Events that many will also share on social media.
So because of this overexposure, experts now claim the time spent on social media for some, is beginning to distract them from living a real life.
The Drain Of Productivity
You need to admit that although social media does help in “connecting” more easier during the day, it also distracts and diverts our attention, while hampering productivity.
Then it makes it hard for our brains to focus on more than one task at a time.
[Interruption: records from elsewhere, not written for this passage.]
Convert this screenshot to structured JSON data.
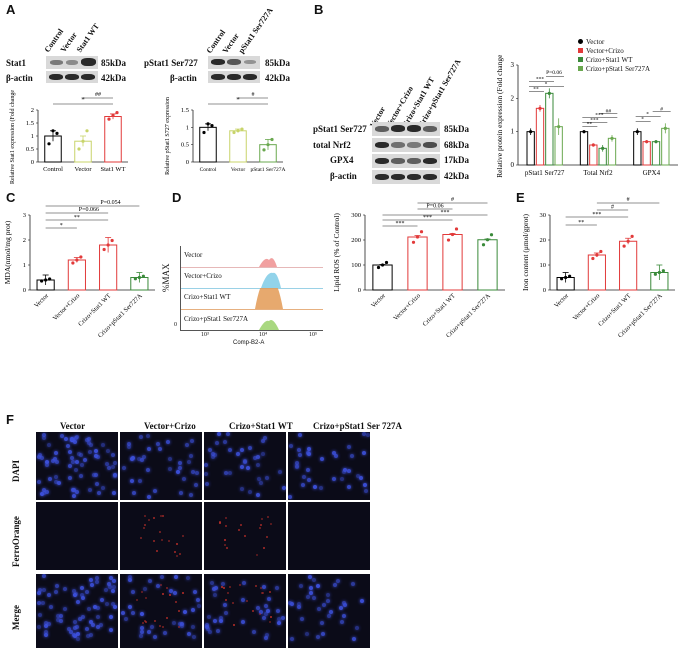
{
  "panels": {
    "A": "A",
    "B": "B",
    "C": "C",
    "D": "D",
    "E": "E",
    "F": "F"
  },
  "blotA1": {
    "lanes": [
      "Control",
      "Vector",
      "Stat1 WT"
    ],
    "rows": [
      {
        "name": "Stat1",
        "kda": "85kDa"
      },
      {
        "name": "β-actin",
        "kda": "42kDa"
      }
    ]
  },
  "blotA2": {
    "lanes": [
      "Control",
      "Vector",
      "pStat1 Ser727A"
    ],
    "rows": [
      {
        "name": "pStat1 Ser727",
        "kda": "85kDa"
      },
      {
        "name": "β-actin",
        "kda": "42kDa"
      }
    ]
  },
  "blotB": {
    "lanes": [
      "Vector",
      "Vector+Crizo",
      "Crizo+Stat1 WT",
      "Crizo+pStat1 Ser727A"
    ],
    "rows": [
      {
        "name": "pStat1 Ser727",
        "kda": "85kDa"
      },
      {
        "name": "total Nrf2",
        "kda": "68kDa"
      },
      {
        "name": "GPX4",
        "kda": "17kDa"
      },
      {
        "name": "β-actin",
        "kda": "42kDa"
      }
    ]
  },
  "legendB": [
    "Vector",
    "Vector+Crizo",
    "Crizo+Stat1 WT",
    "Crizo+pStat1 Ser727A"
  ],
  "flow": {
    "ylabel": "%MAX",
    "xlabel": "Comp-B2-A",
    "tracks": [
      "Vector",
      "Vector+Crizo",
      "Crizo+Stat1 WT",
      "Crizo+pStat1 Ser727A"
    ],
    "ticks": [
      "10³",
      "10⁴",
      "10⁵"
    ],
    "ytick": "0"
  },
  "micro": {
    "cols": [
      "Vector",
      "Vector+Crizo",
      "Crizo+Stat1 WT",
      "Crizo+pStat1 Ser 727A"
    ],
    "rows": [
      "DAPI",
      "FerroOrange",
      "Merge"
    ]
  },
  "chart_data": [
    {
      "id": "A1",
      "type": "bar",
      "ylabel": "Relative Stat1 expression (Fold change)",
      "categories": [
        "Control",
        "Vector",
        "Stat1 WT"
      ],
      "values": [
        1.0,
        0.8,
        1.75
      ],
      "errors": [
        0.2,
        0.2,
        0.1
      ],
      "ylim": [
        0,
        2.0
      ],
      "yticks": [
        0.0,
        0.5,
        1.0,
        1.5,
        2.0
      ],
      "colors": [
        "#000000",
        "#c8d46a",
        "#e23a3a"
      ],
      "points": [
        [
          0.7,
          1.2,
          1.1
        ],
        [
          0.5,
          0.8,
          1.2
        ],
        [
          1.65,
          1.8,
          1.9
        ]
      ],
      "sig": [
        {
          "from": 0,
          "to": 2,
          "label": "*"
        },
        {
          "from": 1,
          "to": 2,
          "label": "##"
        }
      ]
    },
    {
      "id": "A2",
      "type": "bar",
      "ylabel": "Relative pStat1 S727 expression",
      "categories": [
        "Control",
        "Vector",
        "pStat1 Ser727A"
      ],
      "values": [
        1.0,
        0.9,
        0.5
      ],
      "errors": [
        0.1,
        0.05,
        0.15
      ],
      "ylim": [
        0,
        1.5
      ],
      "yticks": [
        0.0,
        0.5,
        1.0,
        1.5
      ],
      "colors": [
        "#000000",
        "#c8d46a",
        "#6aa84f"
      ],
      "points": [
        [
          0.85,
          1.1,
          1.05
        ],
        [
          0.85,
          0.9,
          0.95
        ],
        [
          0.35,
          0.5,
          0.65
        ]
      ],
      "sig": [
        {
          "from": 0,
          "to": 2,
          "label": "*"
        },
        {
          "from": 1,
          "to": 2,
          "label": "#"
        }
      ]
    },
    {
      "id": "B",
      "type": "bar",
      "ylabel": "Relative protein expression (Fold change)",
      "groups": [
        "pStat1 Ser727",
        "Total Nrf2",
        "GPX4"
      ],
      "series": [
        {
          "name": "Vector",
          "values": [
            1.0,
            1.0,
            1.0
          ],
          "color": "#000000"
        },
        {
          "name": "Vector+Crizo",
          "values": [
            1.7,
            0.6,
            0.7
          ],
          "color": "#e23a3a"
        },
        {
          "name": "Crizo+Stat1 WT",
          "values": [
            2.15,
            0.5,
            0.7
          ],
          "color": "#3a8a3a"
        },
        {
          "name": "Crizo+pStat1 Ser727A",
          "values": [
            1.15,
            0.8,
            1.1
          ],
          "color": "#6aa84f"
        }
      ],
      "errors": [
        [
          0.1,
          0.1,
          0.15,
          0.25
        ],
        [
          0.05,
          0.05,
          0.1,
          0.1
        ],
        [
          0.1,
          0.05,
          0.05,
          0.15
        ]
      ],
      "ylim": [
        0,
        3
      ],
      "yticks": [
        0,
        1,
        2,
        3
      ],
      "annotations": [
        "P=0.06",
        "**",
        "***",
        "*",
        "##",
        "***",
        "***",
        "**",
        "#",
        "*",
        "*"
      ]
    },
    {
      "id": "C",
      "type": "bar",
      "ylabel": "MDA(nmol/mg prot)",
      "categories": [
        "Vector",
        "Vector+Crizo",
        "Crizo+Stat1 WT",
        "Crizo+pStat1 Ser727A"
      ],
      "values": [
        0.4,
        1.2,
        1.8,
        0.5
      ],
      "errors": [
        0.2,
        0.1,
        0.3,
        0.2
      ],
      "ylim": [
        0,
        3
      ],
      "yticks": [
        0,
        1,
        2,
        3
      ],
      "colors": [
        "#000000",
        "#e23a3a",
        "#e23a3a",
        "#3a8a3a"
      ],
      "annotations": [
        "P=0.054",
        "P=0.066",
        "**",
        "*"
      ]
    },
    {
      "id": "D",
      "type": "bar",
      "ylabel": "Lipid ROS (% of Control)",
      "categories": [
        "Vector",
        "Vector+Crizo",
        "Crizo+Stat1 WT",
        "Crizo+pStat1 Ser727A"
      ],
      "values": [
        100,
        212,
        222,
        201
      ],
      "errors": [
        2,
        6,
        4,
        3
      ],
      "ylim": [
        0,
        300
      ],
      "yticks": [
        0,
        100,
        200,
        300
      ],
      "colors": [
        "#000000",
        "#e23a3a",
        "#e23a3a",
        "#3a8a3a"
      ],
      "annotations": [
        "#",
        "P=0.06",
        "***",
        "***",
        "***"
      ]
    },
    {
      "id": "E",
      "type": "bar",
      "ylabel": "Iron content (μmol/gprot)",
      "categories": [
        "Vector",
        "Vector+Crizo",
        "Crizo+Stat1 WT",
        "Crizo+pStat1 Ser727A"
      ],
      "values": [
        5,
        14,
        19.5,
        7
      ],
      "errors": [
        2,
        0.8,
        1.2,
        3
      ],
      "ylim": [
        0,
        30
      ],
      "yticks": [
        0,
        10,
        20,
        30
      ],
      "colors": [
        "#000000",
        "#e23a3a",
        "#e23a3a",
        "#3a8a3a"
      ],
      "annotations": [
        "**",
        "***",
        "#",
        "#"
      ]
    }
  ]
}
Which means you’re constantly tweeting and trying to do your job at the same time.
What you’re doing is placing the quality and accuracy of your job at risk, by diluting your overall productivity.
Feelings Of Inferiority And Inadequacy
So you log on to Facebook and in an instance, you’ll read about a boatload of events, job promotions, how someone made a million dollars, someone ran a marathon in record time.
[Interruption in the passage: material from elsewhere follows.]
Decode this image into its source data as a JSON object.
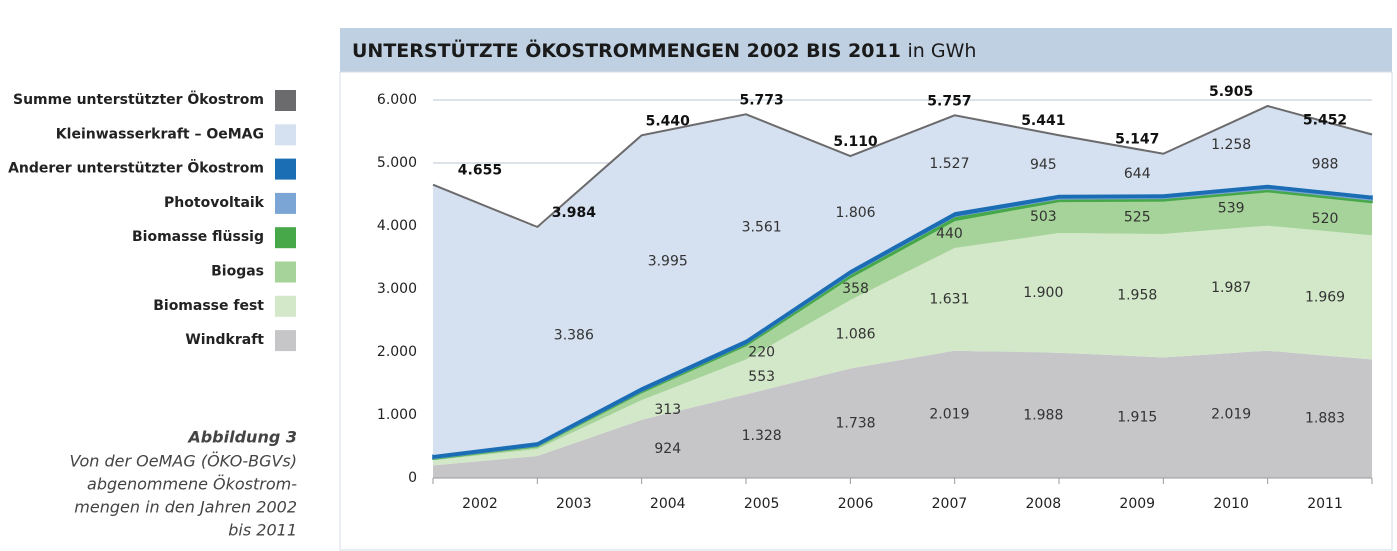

We’re bombarded to this, about the fabulous lives of others within minutes.
We’re exposed to all this that’s happening to others, and then we constantly try to measure ourselves and our lives to theirs.
This is when we begin to feel inadequate, when Mary goes on a 3 week European vacation. Great for her.
Realize that people will just share their best ideal representations of themselves on social media, and not their bad events, the hurt or the sadness they experience in their lives.
Creates Certain Social Phobias
When you instinctively “like” a friends status on Facebook, it’s not the same as phoning and talking to them face-to-face, or going out for a coffee with them to catch up.
When you’re online and constantly wishing others “Happy Birthday” to those you know or don’t know, it can become overwhelming, which alters brain chemistry.
What Social Media Promotes Is Inactivity
Most will now spend the majority of their free time on the Internet, usually on the various social media networks.
What doing so does is contributes to making us feel guilty, inactive and lazy, as we know we should be doing something more productive.
This is why it becomes important to give your mind and body a break, away from your computer, such as doing something physical like exercising.
What being physical does, is increases the blood flow to the brain, alters its chemical makeup, which keeps you mentally sane and in perspective.
The Fear Of Missing Out
There’s another new social media symptom, that’s known as the Fear of Missing Out, or FOMO.
What this does is keeps you glued to your computer and Facebook in particular, this because you don’t want to potentially miss out on something that’s important.
This could be an event such as a social outing, birthday party, photos, or a business seminar that you think you can’t miss out on.
Promotes Anxiety And Unhappiness
What’s known is that constant social media usage to excess, can activate a list of emotions, the most prominent being that it creates a detachment from ones real life activities to a virtual one.
It’s not known whether those who may be prone to low self-esteem are more drawn to social media, or if it’s the other way around.
There are numerous medical studies however, that supports excess social media exposure can exacerbate the major “negative” emotions, such as anxiety, stress, and sadness.
Social Media Makes Us Feel Connected
When it comes to the virtual world of social media, there’s always someone there to complain too, seek solace with, or gain empathy when you feel bad about yourself or had a rough day.
When you’re constantly surrounded by these virtual friends, who’s in a similar situation like yours, it then becomes difficult to be truly alone since there’s always someone online to sympathize with.
Those who may be addicted to social media, usually feels they’re not alone, while removing themselves from the company of their real life friends, and will avoid to meet them in person.